Cambodian gov't pins aid hopes on China

www.chinaview.cn
2008-10-17

Special Report:
Global Financial Crisis 

PHNOM PENH, Oct. 17 (Xinhua) -- The Cambodian government will turn to China to make up for any shortfall in foreign aid as the global financial crisis forces Western donors to rethink their assistance to developing countries, national media reported Friday.

"We expect to get 600 million U.S. dollars (in aid) next year as usual because the new (top) donor nation is China," Keat Chhon, Cambodian Minister of Economy and Finance, was quoted by the PhnomPenh Post as saying.

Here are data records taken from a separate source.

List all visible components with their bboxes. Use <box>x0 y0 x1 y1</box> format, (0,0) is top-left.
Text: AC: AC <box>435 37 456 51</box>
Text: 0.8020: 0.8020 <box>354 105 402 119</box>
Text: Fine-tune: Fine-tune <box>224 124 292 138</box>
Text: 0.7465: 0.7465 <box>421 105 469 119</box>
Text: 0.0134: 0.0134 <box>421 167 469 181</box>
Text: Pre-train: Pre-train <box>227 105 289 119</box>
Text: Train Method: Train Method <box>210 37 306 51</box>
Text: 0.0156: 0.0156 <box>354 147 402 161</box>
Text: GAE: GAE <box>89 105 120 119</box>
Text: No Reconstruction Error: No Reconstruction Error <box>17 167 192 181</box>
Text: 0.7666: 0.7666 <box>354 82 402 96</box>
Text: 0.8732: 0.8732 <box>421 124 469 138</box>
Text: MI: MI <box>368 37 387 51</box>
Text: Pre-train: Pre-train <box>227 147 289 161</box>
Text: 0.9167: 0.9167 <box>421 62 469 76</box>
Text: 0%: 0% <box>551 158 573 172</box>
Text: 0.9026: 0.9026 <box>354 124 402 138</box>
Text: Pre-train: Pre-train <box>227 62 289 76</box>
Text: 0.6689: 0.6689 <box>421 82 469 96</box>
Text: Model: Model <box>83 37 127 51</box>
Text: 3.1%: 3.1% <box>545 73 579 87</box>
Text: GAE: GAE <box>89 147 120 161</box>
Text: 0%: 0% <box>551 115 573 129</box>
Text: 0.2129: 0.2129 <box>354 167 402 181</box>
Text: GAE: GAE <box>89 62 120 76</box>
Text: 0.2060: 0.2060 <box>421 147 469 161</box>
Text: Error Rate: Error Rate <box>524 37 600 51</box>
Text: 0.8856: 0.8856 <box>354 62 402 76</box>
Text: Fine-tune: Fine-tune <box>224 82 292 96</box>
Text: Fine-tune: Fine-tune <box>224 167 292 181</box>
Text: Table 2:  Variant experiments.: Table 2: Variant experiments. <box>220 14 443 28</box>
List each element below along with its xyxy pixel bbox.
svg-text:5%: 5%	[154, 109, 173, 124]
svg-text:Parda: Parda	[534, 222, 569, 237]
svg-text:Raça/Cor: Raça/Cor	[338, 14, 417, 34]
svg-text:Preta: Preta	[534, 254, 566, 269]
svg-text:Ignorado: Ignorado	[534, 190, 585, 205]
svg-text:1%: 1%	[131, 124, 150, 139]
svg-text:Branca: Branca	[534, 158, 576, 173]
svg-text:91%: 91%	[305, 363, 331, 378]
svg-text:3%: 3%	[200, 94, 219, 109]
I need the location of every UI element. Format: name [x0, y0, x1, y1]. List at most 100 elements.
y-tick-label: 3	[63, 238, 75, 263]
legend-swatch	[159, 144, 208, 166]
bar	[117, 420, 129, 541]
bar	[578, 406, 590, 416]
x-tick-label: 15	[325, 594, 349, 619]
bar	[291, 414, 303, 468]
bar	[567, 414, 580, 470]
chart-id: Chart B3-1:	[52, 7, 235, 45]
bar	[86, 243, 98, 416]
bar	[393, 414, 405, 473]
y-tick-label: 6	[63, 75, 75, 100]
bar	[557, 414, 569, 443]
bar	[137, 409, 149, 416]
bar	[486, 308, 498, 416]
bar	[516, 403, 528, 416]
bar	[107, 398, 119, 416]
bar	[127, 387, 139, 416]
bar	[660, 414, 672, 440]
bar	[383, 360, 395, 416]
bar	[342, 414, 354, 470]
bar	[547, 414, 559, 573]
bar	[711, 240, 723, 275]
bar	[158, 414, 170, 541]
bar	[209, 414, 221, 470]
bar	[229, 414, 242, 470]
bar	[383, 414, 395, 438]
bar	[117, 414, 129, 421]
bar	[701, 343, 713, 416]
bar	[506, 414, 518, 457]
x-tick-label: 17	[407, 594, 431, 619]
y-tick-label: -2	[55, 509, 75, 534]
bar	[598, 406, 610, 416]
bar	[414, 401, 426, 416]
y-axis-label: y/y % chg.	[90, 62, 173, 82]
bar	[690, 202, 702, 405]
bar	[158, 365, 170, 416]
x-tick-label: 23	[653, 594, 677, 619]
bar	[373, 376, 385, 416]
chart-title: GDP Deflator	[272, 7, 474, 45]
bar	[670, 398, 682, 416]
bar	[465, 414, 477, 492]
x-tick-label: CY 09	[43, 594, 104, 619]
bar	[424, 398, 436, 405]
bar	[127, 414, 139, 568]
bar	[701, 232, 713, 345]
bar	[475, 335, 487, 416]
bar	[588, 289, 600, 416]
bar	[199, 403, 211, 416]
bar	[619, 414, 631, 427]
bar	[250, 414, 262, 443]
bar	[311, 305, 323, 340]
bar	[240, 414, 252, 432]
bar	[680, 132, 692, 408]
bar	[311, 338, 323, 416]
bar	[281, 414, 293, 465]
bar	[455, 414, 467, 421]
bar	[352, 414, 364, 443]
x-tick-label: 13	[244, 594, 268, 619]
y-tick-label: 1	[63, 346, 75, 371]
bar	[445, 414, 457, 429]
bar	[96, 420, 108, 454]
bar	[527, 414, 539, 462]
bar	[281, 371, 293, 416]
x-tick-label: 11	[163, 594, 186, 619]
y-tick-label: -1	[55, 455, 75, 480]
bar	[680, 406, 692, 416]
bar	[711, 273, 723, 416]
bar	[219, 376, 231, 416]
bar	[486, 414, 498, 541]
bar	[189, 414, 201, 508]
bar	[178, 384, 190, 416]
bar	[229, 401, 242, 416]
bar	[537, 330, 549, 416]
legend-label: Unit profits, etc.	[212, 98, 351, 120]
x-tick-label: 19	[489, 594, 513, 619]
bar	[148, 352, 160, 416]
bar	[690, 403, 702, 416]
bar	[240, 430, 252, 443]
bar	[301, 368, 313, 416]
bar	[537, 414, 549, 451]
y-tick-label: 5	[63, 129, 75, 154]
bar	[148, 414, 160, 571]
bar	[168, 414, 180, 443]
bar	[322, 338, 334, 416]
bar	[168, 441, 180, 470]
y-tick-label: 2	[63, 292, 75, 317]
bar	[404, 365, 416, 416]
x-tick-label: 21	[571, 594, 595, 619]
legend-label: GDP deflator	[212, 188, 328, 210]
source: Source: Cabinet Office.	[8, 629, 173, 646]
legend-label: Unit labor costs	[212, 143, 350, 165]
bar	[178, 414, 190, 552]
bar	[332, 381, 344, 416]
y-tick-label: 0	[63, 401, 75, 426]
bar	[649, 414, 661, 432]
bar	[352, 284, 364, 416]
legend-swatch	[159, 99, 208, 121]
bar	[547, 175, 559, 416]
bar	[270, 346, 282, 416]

Aid from China last year, at 601 million U.S. dollars, eclipsed the combined pledges from the rest of Cambodia's donors, the Post said.

And as nations struggle to keep their own economies afloat, aid budgets are being slashed, raising alarm in many aid-dependent countries.

They can't spend hundreds of billions of dollars to rescue share markets and then forget a poor country like Cambodia, Keat Chhon said.

Meanwhile, Cambodian Minister of Commerce Cham Prasidh said if the amount of official development aid were to plummet, it would not adversely affect the Cambodian economy.

"We hope we will weather this difficult time. This is a chance for Cambodia," he said, citing the Kingdom's low-end garment exports as a cushion against a global financial slowdown.